# 2009-2010 Flow bindings part 1



## Guest (Mar 29, 2009)

HEy,
What do all you guys think of Flow bindings? I've heard that some people love them, some hate them. I'm thinking about getting those Flow M9SE if there a good park binding to put on a next years Bataleon Evil Twin. What do you guys think?


----------



## Guest (Mar 29, 2009)

Sorry to steal your thread but what also might be some good park bindings for next year?


----------



## jmacphee9 (Nov 11, 2008)

i have NXT FS's which are the alum m9s generally and they are sick for park. super comfy with tons of playability where you want it, response where you need it. 

im super jealous of those red and blue FSEs they would look sick on my deck..


----------



## Penguin (May 30, 2008)

I had an early pair of Flows and I kept falling out of them so I switched to standard bindings. I'm sure the quality is better now though.


----------



## Guest (Mar 29, 2009)

jmacphee9 said:


> i have NXT FS's which are the alum m9s generally and they are sick for park. super comfy with tons of playability where you want it, response where you need it.
> 
> im super jealous of those red and blue FSEs they would look sick on my deck..


Well then that will probably be what i'm getting next years sales time 

And ya those FSE do look pretty sweet and would match awsomely


----------



## nzboardlife (Mar 25, 2008)

pretty keen on my 390s when it comes to park... not into those flow color ways.


----------



## Guest (Mar 29, 2009)

nzboardlife said:


> pretty keen on my 390s when it comes to park... not into those flow color ways.


Ya I bet there are different colors for each binding because these things are kinda flashy. And never tried out Flow's before so I think I'll give them a try next year. But I'll still have my 390's if they end up not as good but the M9SE's look pretty solid to me so I think I'll try them out next ear.


----------



## Guest (Mar 29, 2009)

have you guys noticed that on the ladder strap on the inside of the bindings, there are holes in them? you cant really tell in these photos but if you look closely at the photos in the part 2 thread. you can see them. 

it seems that flow has moved to a more traditional style binding with screw adjustments on one side and ratchets on the other side. also, the ratchet design for 2010 has changed. looks pretty cool imo and im excited to get a new set!

what do you guys think?


----------



## Guest (Mar 30, 2009)

cool, good observation. I kinda like that they have ratchets now . I'm picking ups those M9SE next year and putting them on a 2010 evil twin  I might look pretty good but it looks like a solid setup. 

And i think you should pick some up and tell me about them :cheeky4: but what ever you get good luck.


----------



## Guest (Mar 30, 2009)

i actually have the The Team bindings and i love them. the ratchets now are good but they can be a lil tough to pinch and loosen. there is def room for improvement and it looks like the new ratchet system are more in line with a traditional binding setup, i.e., yo can take them on and off like reg straps.
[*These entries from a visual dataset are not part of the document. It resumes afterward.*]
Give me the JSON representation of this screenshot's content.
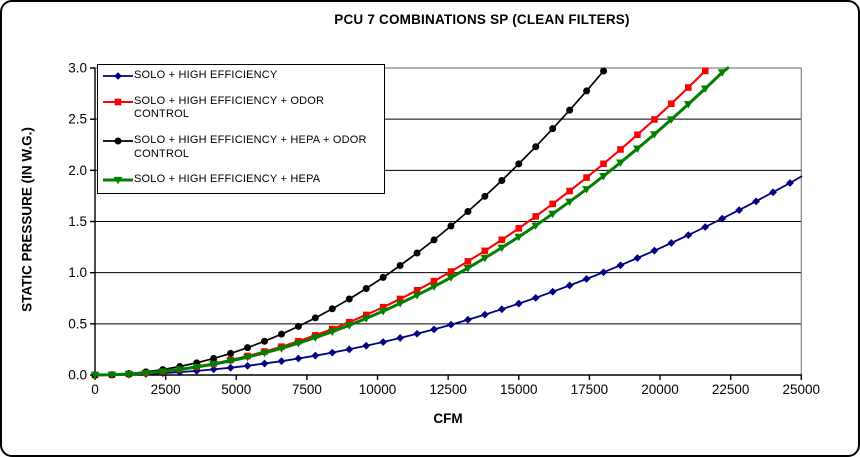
{
  "chart_data": {
    "type": "line",
    "title": "PCU 7 COMBINATIONS SP (CLEAN FILTERS)",
    "xlabel": "CFM",
    "ylabel": "STATIC PRESSURE (IN W.G.)",
    "xlim": [
      0,
      25000
    ],
    "ylim": [
      0.0,
      3.0
    ],
    "x_ticks": [
      0,
      2500,
      5000,
      7500,
      10000,
      12500,
      15000,
      17500,
      20000,
      22500,
      25000
    ],
    "y_tick_labels": [
      "0.0",
      "0.5",
      "1.0",
      "1.5",
      "2.0",
      "2.5",
      "3.0"
    ],
    "grid": "horizontal",
    "legend_position": "inside-top-left",
    "axis_color": "#000000",
    "plot_border_color": "#808080",
    "series": [
      {
        "name": "SOLO + HIGH EFFICIENCY",
        "color": "#000080",
        "marker": "diamond",
        "points": [
          [
            0,
            0
          ],
          [
            600,
            0.001
          ],
          [
            1200,
            0.004
          ],
          [
            1800,
            0.01
          ],
          [
            2400,
            0.018
          ],
          [
            3000,
            0.028
          ],
          [
            3600,
            0.04
          ],
          [
            4200,
            0.055
          ],
          [
            4800,
            0.071
          ],
          [
            5400,
            0.09
          ],
          [
            6000,
            0.112
          ],
          [
            6600,
            0.135
          ],
          [
            7200,
            0.161
          ],
          [
            7800,
            0.189
          ],
          [
            8400,
            0.219
          ],
          [
            9000,
            0.251
          ],
          [
            9600,
            0.286
          ],
          [
            10200,
            0.322
          ],
          [
            10800,
            0.362
          ],
          [
            11400,
            0.403
          ],
          [
            12000,
            0.446
          ],
          [
            12600,
            0.492
          ],
          [
            13200,
            0.54
          ],
          [
            13800,
            0.59
          ],
          [
            14400,
            0.643
          ],
          [
            15000,
            0.698
          ],
          [
            15600,
            0.754
          ],
          [
            16200,
            0.814
          ],
          [
            16800,
            0.875
          ],
          [
            17400,
            0.939
          ],
          [
            18000,
            1.004
          ],
          [
            18600,
            1.072
          ],
          [
            19200,
            1.143
          ],
          [
            19800,
            1.215
          ],
          [
            20400,
            1.29
          ],
          [
            21000,
            1.367
          ],
          [
            21600,
            1.446
          ],
          [
            22200,
            1.528
          ],
          [
            22800,
            1.611
          ],
          [
            23400,
            1.697
          ],
          [
            24000,
            1.786
          ],
          [
            24600,
            1.876
          ]
        ],
        "tail": [
          25000,
          1.94
        ]
      },
      {
        "name": "SOLO + HIGH EFFICIENCY + ODOR CONTROL",
        "color": "#FF0000",
        "marker": "square",
        "points": [
          [
            0,
            0
          ],
          [
            600,
            0.002
          ],
          [
            1200,
            0.009
          ],
          [
            1800,
            0.021
          ],
          [
            2400,
            0.037
          ],
          [
            3000,
            0.057
          ],
          [
            3600,
            0.083
          ],
          [
            4200,
            0.112
          ],
          [
            4800,
            0.147
          ],
          [
            5400,
            0.186
          ],
          [
            6000,
            0.229
          ],
          [
            6600,
            0.277
          ],
          [
            7200,
            0.33
          ],
          [
            7800,
            0.388
          ],
          [
            8400,
            0.449
          ],
          [
            9000,
            0.516
          ],
          [
            9600,
            0.587
          ],
          [
            10200,
            0.663
          ],
          [
            10800,
            0.743
          ],
          [
            11400,
            0.828
          ],
          [
            12000,
            0.917
          ],
          [
            12600,
            1.011
          ],
          [
            13200,
            1.11
          ],
          [
            13800,
            1.213
          ],
          [
            14400,
            1.321
          ],
          [
            15000,
            1.433
          ],
          [
            15600,
            1.55
          ],
          [
            16200,
            1.672
          ],
          [
            16800,
            1.798
          ],
          [
            17400,
            1.929
          ],
          [
            18000,
            2.064
          ],
          [
            18600,
            2.204
          ],
          [
            19200,
            2.348
          ],
          [
            19800,
            2.497
          ],
          [
            20400,
            2.651
          ],
          [
            21000,
            2.809
          ],
          [
            21600,
            2.972
          ]
        ],
        "tail": null
      },
      {
        "name": "SOLO + HIGH EFFICIENCY + HEPA + ODOR CONTROL",
        "color": "#000000",
        "marker": "circle",
        "points": [
          [
            0,
            0
          ],
          [
            600,
            0.003
          ],
          [
            1200,
            0.013
          ],
          [
            1800,
            0.03
          ],
          [
            2400,
            0.053
          ],
          [
            3000,
            0.083
          ],
          [
            3600,
            0.119
          ],
          [
            4200,
            0.162
          ],
          [
            4800,
            0.211
          ],
          [
            5400,
            0.267
          ],
          [
            6000,
            0.33
          ],
          [
            6600,
            0.399
          ],
          [
            7200,
            0.475
          ],
          [
            7800,
            0.558
          ],
          [
            8400,
            0.647
          ],
          [
            9000,
            0.743
          ],
          [
            9600,
            0.845
          ],
          [
            10200,
            0.954
          ],
          [
            10800,
            1.07
          ],
          [
            11400,
            1.192
          ],
          [
            12000,
            1.32
          ],
          [
            12600,
            1.456
          ],
          [
            13200,
            1.598
          ],
          [
            13800,
            1.746
          ],
          [
            14400,
            1.901
          ],
          [
            15000,
            2.063
          ],
          [
            15600,
            2.231
          ],
          [
            16200,
            2.407
          ],
          [
            16800,
            2.588
          ],
          [
            17400,
            2.776
          ],
          [
            18000,
            2.971
          ]
        ],
        "tail": null
      },
      {
        "name": "SOLO + HIGH EFFICIENCY + HEPA",
        "color": "#008000",
        "marker": "triangle",
        "points": [
          [
            0,
            0
          ],
          [
            600,
            0.002
          ],
          [
            1200,
            0.009
          ],
          [
            1800,
            0.019
          ],
          [
            2400,
            0.035
          ],
          [
            3000,
            0.054
          ],
          [
            3600,
            0.078
          ],
          [
            4200,
            0.106
          ],
          [
            4800,
            0.138
          ],
          [
            5400,
            0.175
          ],
          [
            6000,
            0.216
          ],
          [
            6600,
            0.261
          ],
          [
            7200,
            0.311
          ],
          [
            7800,
            0.365
          ],
          [
            8400,
            0.423
          ],
          [
            9000,
            0.486
          ],
          [
            9600,
            0.553
          ],
          [
            10200,
            0.624
          ],
          [
            10800,
            0.7
          ],
          [
            11400,
            0.78
          ],
          [
            12000,
            0.864
          ],
          [
            12600,
            0.953
          ],
          [
            13200,
            1.045
          ],
          [
            13800,
            1.143
          ],
          [
            14400,
            1.244
          ],
          [
            15000,
            1.35
          ],
          [
            15600,
            1.46
          ],
          [
            16200,
            1.575
          ],
          [
            16800,
            1.693
          ],
          [
            17400,
            1.816
          ],
          [
            18000,
            1.944
          ],
          [
            18600,
            2.076
          ],
          [
            19200,
            2.212
          ],
          [
            19800,
            2.352
          ],
          [
            20400,
            2.497
          ],
          [
            21000,
            2.646
          ],
          [
            21600,
            2.799
          ],
          [
            22200,
            2.957
          ]
        ],
        "tail": [
          22400,
          3.0
        ]
      }
    ]
  }
}
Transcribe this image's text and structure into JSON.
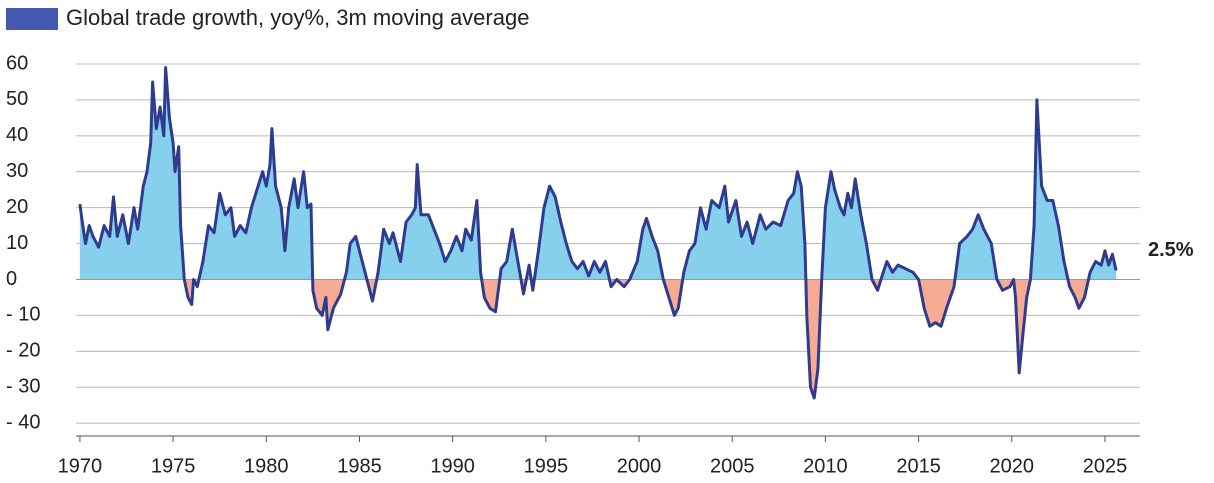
{
  "chart_data": {
    "type": "area-line",
    "series": [
      {
        "name": "Global trade growth, yoy%, 3m moving average",
        "color": "#2e3b8f",
        "legend_color": "#4358b0",
        "positive_color": "#86d0ee",
        "negative_color": "#f7ab94",
        "x": [
          1970.0,
          1970.1,
          1970.3,
          1970.5,
          1970.7,
          1971.0,
          1971.3,
          1971.6,
          1971.8,
          1972.0,
          1972.3,
          1972.6,
          1972.9,
          1973.1,
          1973.4,
          1973.6,
          1973.8,
          1973.9,
          1974.1,
          1974.3,
          1974.5,
          1974.6,
          1974.8,
          1975.0,
          1975.1,
          1975.3,
          1975.4,
          1975.6,
          1975.8,
          1976.0,
          1976.1,
          1976.3,
          1976.6,
          1976.9,
          1977.2,
          1977.5,
          1977.8,
          1978.1,
          1978.3,
          1978.6,
          1978.9,
          1979.2,
          1979.5,
          1979.8,
          1980.0,
          1980.2,
          1980.3,
          1980.5,
          1980.8,
          1981.0,
          1981.2,
          1981.5,
          1981.7,
          1982.0,
          1982.2,
          1982.4,
          1982.5,
          1982.7,
          1983.0,
          1983.2,
          1983.3,
          1983.6,
          1984.0,
          1984.3,
          1984.5,
          1984.8,
          1985.2,
          1985.5,
          1985.7,
          1986.0,
          1986.3,
          1986.6,
          1986.8,
          1987.2,
          1987.5,
          1987.8,
          1988.0,
          1988.1,
          1988.3,
          1988.7,
          1989.0,
          1989.3,
          1989.6,
          1989.9,
          1990.2,
          1990.5,
          1990.7,
          1991.0,
          1991.3,
          1991.5,
          1991.7,
          1992.0,
          1992.3,
          1992.6,
          1992.9,
          1993.2,
          1993.4,
          1993.6,
          1993.8,
          1994.1,
          1994.3,
          1994.6,
          1994.9,
          1995.2,
          1995.5,
          1995.8,
          1996.1,
          1996.4,
          1996.7,
          1997.0,
          1997.3,
          1997.6,
          1997.9,
          1998.2,
          1998.5,
          1998.8,
          1999.2,
          1999.5,
          1999.9,
          2000.2,
          2000.4,
          2000.7,
          2001.0,
          2001.3,
          2001.6,
          2001.9,
          2002.1,
          2002.4,
          2002.7,
          2003.0,
          2003.3,
          2003.6,
          2003.9,
          2004.3,
          2004.6,
          2004.8,
          2005.2,
          2005.5,
          2005.8,
          2006.1,
          2006.5,
          2006.8,
          2007.2,
          2007.6,
          2008.0,
          2008.3,
          2008.5,
          2008.7,
          2008.9,
          2009.0,
          2009.2,
          2009.4,
          2009.6,
          2009.8,
          2010.0,
          2010.3,
          2010.5,
          2010.8,
          2011.0,
          2011.2,
          2011.4,
          2011.6,
          2011.9,
          2012.2,
          2012.5,
          2012.8,
          2013.1,
          2013.3,
          2013.6,
          2013.9,
          2014.3,
          2014.7,
          2015.0,
          2015.3,
          2015.6,
          2015.9,
          2016.2,
          2016.5,
          2016.9,
          2017.2,
          2017.6,
          2017.9,
          2018.2,
          2018.5,
          2018.9,
          2019.2,
          2019.5,
          2019.9,
          2020.1,
          2020.2,
          2020.4,
          2020.6,
          2020.8,
          2021.0,
          2021.2,
          2021.35,
          2021.6,
          2021.9,
          2022.2,
          2022.5,
          2022.8,
          2023.1,
          2023.4,
          2023.6,
          2023.9,
          2024.2,
          2024.5,
          2024.8,
          2025.0,
          2025.2,
          2025.4,
          2025.6
        ],
        "values": [
          21,
          17,
          10,
          15,
          12,
          9,
          15,
          12,
          23,
          12,
          18,
          10,
          20,
          14,
          26,
          30,
          38,
          55,
          42,
          48,
          40,
          59,
          45,
          38,
          30,
          37,
          15,
          0,
          -5,
          -7,
          0,
          -2,
          5,
          15,
          13,
          24,
          18,
          20,
          12,
          15,
          13,
          20,
          25,
          30,
          26,
          32,
          42,
          26,
          20,
          8,
          20,
          28,
          20,
          30,
          20,
          21,
          -3,
          -8,
          -10,
          -5,
          -14,
          -8,
          -4,
          2,
          10,
          12,
          4,
          -2,
          -6,
          2,
          14,
          10,
          13,
          5,
          16,
          18,
          20,
          32,
          18,
          18,
          14,
          10,
          5,
          8,
          12,
          8,
          14,
          11,
          22,
          2,
          -5,
          -8,
          -9,
          3,
          5,
          14,
          8,
          2,
          -4,
          4,
          -3,
          8,
          20,
          26,
          23,
          16,
          10,
          5,
          3,
          5,
          1,
          5,
          2,
          5,
          -2,
          0,
          -2,
          0,
          5,
          14,
          17,
          12,
          8,
          0,
          -5,
          -10,
          -8,
          2,
          8,
          10,
          20,
          14,
          22,
          20,
          26,
          16,
          22,
          12,
          16,
          10,
          18,
          14,
          16,
          15,
          22,
          24,
          30,
          26,
          10,
          -10,
          -30,
          -33,
          -25,
          0,
          20,
          30,
          25,
          20,
          18,
          24,
          20,
          28,
          18,
          10,
          0,
          -3,
          2,
          5,
          2,
          4,
          3,
          2,
          0,
          -8,
          -13,
          -12,
          -13,
          -8,
          -2,
          10,
          12,
          14,
          18,
          14,
          10,
          0,
          -3,
          -2,
          0,
          -5,
          -26,
          -15,
          -5,
          0,
          15,
          50,
          26,
          22,
          22,
          15,
          5,
          -2,
          -5,
          -8,
          -5,
          2,
          5,
          4,
          8,
          4,
          7,
          2.5
        ]
      }
    ],
    "annotation": "2.5%",
    "annotation_color": "#4a5aa8",
    "xlim": [
      1969.79,
      2026.88
    ],
    "xticks": [
      1970,
      1975,
      1980,
      1985,
      1990,
      1995,
      2000,
      2005,
      2010,
      2015,
      2020,
      2025
    ],
    "ylim": [
      -43.3,
      60
    ],
    "yticks": [
      60,
      50,
      40,
      30,
      20,
      10,
      0,
      {
        "value": -10,
        "label": "- 10"
      },
      {
        "value": -20,
        "label": "- 20"
      },
      {
        "value": -30,
        "label": "- 30"
      },
      {
        "value": -40,
        "label": "- 40"
      }
    ],
    "grid": true
  }
}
either way, i want to get the new quantum next year and i think the m9s would great oh them. ill keep you posted!


----------



## iKimshi (Feb 18, 2009)

nzboardlife said:


> pretty keen on my 390s when it comes to park... not into those flow color ways.


about the flow colors, i heard these were just previews and that there are more...just saying there might be others


----------



## jmacphee9 (Nov 11, 2008)

iKimshi said:


> about the flow colors, i heard these were just previews and that there are more...just saying there might be others


yea the "SE" on everything sounds like they are prob going to be limited colorways, or possibly not even realized:dunno:unless they added the se to the end of all there bindings?


----------



## iKimshi (Feb 18, 2009)

i was thinking about getting a pair of flows for next season or some forces cuz i hear great things about both


----------



## CMSbored (Apr 2, 2009)

Flows are decent if you can get used to them. I have a "old school" pair of Amp 9s and they are sturdy with nice flex. easy in and out but snow build up sucks if you ride pow


----------



## Guest (Apr 3, 2009)

I have the Flow Amp 5 bindings and I love them. A ratchet system would be sweet so I would definately be interested in a set of all black...


----------